TheGoogleMum · 23/01/2024 23:39

I can understand a 3 yr old not quite getting that hair length doesn't determine sex but surely that's just a simple explanation and then the problem is sorted? If DS is still calling the boy a girl he needs you to set him straight

mrsfinch6 · 23/01/2024 23:40

@VitoCorleoneOfMNMafia

Yes my 3 year old prefers Bluey and Number Blocks to The Witcher

OP posts:
AStrangeStateofMatter · 23/01/2024 23:42

VitoCorleoneOfMNMafia · 23/01/2024 23:25

I've seen a few comments like this, saying that the other boy's parents should make him conform more.

Some kids don't get to conform. They are Black, or visibly disabled, or need to wear glasses, or are neurodivergent and can't fit in. If it's not OK to bully those kids, it's not OK to bully a long-haired boy either.

Yes.

You shouldn’t expect people to change who they are because some people are small minded.

If I were to change everything about me that wankers have ridiculed I’d have to get divorced, start walking, loose weight, buy a new wardrobe, disown my disabled child, get a job, remove my nails, change my hair and my clothes and on and on.

AStrangeStateofMatter · 23/01/2024 23:59

mrsfinch6 · 23/01/2024 23:40

@VitoCorleoneOfMNMafia

Yes my 3 year old prefers Bluey and Number Blocks to The Witcher

-Dumbledore
-hagrid
-Disneys tarzan
-the prince from tangled
-thor
-several Pokemon trainers from the cartoons
-the beast as a prince in beauty and the beast
-Gaston from beauty and the beast

Short haired girls in everything from Scooby doo to the power puff girls and the Batman cartoons.

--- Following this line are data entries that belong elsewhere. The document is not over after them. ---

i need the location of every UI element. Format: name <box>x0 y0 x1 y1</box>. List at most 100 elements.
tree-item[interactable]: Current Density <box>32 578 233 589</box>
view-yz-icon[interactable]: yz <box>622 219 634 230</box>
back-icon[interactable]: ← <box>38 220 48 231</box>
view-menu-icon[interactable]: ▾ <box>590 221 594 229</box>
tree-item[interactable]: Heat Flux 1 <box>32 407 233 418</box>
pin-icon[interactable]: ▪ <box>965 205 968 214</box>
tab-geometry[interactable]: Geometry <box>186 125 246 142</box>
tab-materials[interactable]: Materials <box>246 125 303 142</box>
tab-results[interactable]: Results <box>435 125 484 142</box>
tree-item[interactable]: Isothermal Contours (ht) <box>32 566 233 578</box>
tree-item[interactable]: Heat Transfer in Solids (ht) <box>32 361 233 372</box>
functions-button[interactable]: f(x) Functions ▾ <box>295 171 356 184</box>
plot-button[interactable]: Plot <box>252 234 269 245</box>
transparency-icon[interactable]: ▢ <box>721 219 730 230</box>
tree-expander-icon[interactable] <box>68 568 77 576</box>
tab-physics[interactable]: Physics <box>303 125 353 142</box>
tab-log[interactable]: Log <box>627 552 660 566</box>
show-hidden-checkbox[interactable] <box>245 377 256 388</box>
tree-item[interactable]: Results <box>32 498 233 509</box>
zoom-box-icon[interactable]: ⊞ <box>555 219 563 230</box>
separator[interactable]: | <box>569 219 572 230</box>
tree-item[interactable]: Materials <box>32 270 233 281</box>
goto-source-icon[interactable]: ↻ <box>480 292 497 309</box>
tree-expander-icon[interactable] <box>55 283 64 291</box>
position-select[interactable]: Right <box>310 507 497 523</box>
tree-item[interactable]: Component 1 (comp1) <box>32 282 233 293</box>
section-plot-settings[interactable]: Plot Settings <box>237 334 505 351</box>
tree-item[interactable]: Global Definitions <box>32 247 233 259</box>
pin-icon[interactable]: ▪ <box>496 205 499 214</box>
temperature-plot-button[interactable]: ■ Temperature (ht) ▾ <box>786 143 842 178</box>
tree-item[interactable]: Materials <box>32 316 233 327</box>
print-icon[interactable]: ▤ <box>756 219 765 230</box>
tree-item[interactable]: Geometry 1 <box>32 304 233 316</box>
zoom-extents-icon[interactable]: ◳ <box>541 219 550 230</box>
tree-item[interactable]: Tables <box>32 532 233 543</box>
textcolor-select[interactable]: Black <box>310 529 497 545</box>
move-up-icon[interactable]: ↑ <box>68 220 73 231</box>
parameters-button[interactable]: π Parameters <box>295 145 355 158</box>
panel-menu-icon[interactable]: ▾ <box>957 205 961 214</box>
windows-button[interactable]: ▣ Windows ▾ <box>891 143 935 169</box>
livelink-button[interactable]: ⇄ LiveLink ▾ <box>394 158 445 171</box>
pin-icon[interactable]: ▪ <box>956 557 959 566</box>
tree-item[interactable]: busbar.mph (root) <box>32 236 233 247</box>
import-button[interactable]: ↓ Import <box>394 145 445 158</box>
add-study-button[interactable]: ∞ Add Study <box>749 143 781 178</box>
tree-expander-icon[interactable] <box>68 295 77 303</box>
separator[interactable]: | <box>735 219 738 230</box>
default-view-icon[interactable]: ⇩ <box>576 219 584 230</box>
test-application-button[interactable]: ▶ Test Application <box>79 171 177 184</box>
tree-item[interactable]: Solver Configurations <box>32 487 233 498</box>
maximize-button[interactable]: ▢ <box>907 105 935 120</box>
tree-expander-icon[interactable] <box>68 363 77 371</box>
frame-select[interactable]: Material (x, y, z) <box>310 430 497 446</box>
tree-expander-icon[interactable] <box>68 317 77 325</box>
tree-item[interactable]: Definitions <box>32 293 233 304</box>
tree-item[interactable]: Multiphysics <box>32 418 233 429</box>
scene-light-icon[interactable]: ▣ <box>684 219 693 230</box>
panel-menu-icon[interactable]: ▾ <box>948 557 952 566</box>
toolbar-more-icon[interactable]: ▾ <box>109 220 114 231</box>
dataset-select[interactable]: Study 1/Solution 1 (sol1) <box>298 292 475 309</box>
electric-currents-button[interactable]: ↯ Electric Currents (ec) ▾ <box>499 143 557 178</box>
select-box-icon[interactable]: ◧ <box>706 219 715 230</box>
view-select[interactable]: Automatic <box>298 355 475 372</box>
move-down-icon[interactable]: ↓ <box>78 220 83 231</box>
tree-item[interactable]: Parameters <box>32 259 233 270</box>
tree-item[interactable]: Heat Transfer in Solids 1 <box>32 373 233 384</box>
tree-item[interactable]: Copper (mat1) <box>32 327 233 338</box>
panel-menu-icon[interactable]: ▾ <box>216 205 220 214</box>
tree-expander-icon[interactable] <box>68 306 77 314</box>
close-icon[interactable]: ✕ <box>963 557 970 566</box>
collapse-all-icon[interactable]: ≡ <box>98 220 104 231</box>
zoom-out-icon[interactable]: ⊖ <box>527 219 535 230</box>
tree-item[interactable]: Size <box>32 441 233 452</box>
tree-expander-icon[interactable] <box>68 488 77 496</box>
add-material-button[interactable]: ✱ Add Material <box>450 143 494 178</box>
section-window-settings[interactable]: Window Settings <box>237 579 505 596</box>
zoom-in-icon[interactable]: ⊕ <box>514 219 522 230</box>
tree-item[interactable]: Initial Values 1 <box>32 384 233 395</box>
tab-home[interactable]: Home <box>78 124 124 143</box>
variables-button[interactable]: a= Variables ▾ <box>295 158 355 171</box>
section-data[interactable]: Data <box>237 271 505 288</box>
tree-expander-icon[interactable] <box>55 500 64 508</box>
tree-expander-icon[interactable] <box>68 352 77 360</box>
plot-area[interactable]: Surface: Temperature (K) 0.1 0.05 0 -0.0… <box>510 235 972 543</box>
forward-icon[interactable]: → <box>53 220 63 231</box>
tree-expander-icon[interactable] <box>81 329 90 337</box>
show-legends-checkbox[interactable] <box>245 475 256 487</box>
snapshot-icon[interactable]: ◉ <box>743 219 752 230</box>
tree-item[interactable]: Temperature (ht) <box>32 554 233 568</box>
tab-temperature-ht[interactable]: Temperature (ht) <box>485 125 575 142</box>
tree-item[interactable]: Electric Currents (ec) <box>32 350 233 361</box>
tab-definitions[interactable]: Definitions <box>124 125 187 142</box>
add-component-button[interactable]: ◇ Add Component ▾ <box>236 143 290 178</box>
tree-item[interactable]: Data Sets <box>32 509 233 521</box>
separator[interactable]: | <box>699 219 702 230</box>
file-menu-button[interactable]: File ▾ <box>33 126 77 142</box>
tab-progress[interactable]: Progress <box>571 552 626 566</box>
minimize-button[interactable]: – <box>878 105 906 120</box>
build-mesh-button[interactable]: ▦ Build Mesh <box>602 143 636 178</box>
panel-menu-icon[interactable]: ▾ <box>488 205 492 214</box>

Its quite easy to expose yourself and your child to age appropriate characters with a whole variety of hairstyles!

BayCityCoaster · 24/01/2024 00:03

mrsfinch6 · 23/01/2024 22:35

Oh do calm down.

I meant within his immediate family and the people he interacts with, not randomers at Asda that he pays no attention to because he is THREE

I love how wound up this (your own) thread is making you!

So he doesn’t know a single older woman with short hair…?

How is this even possible, unless you all live under a rock?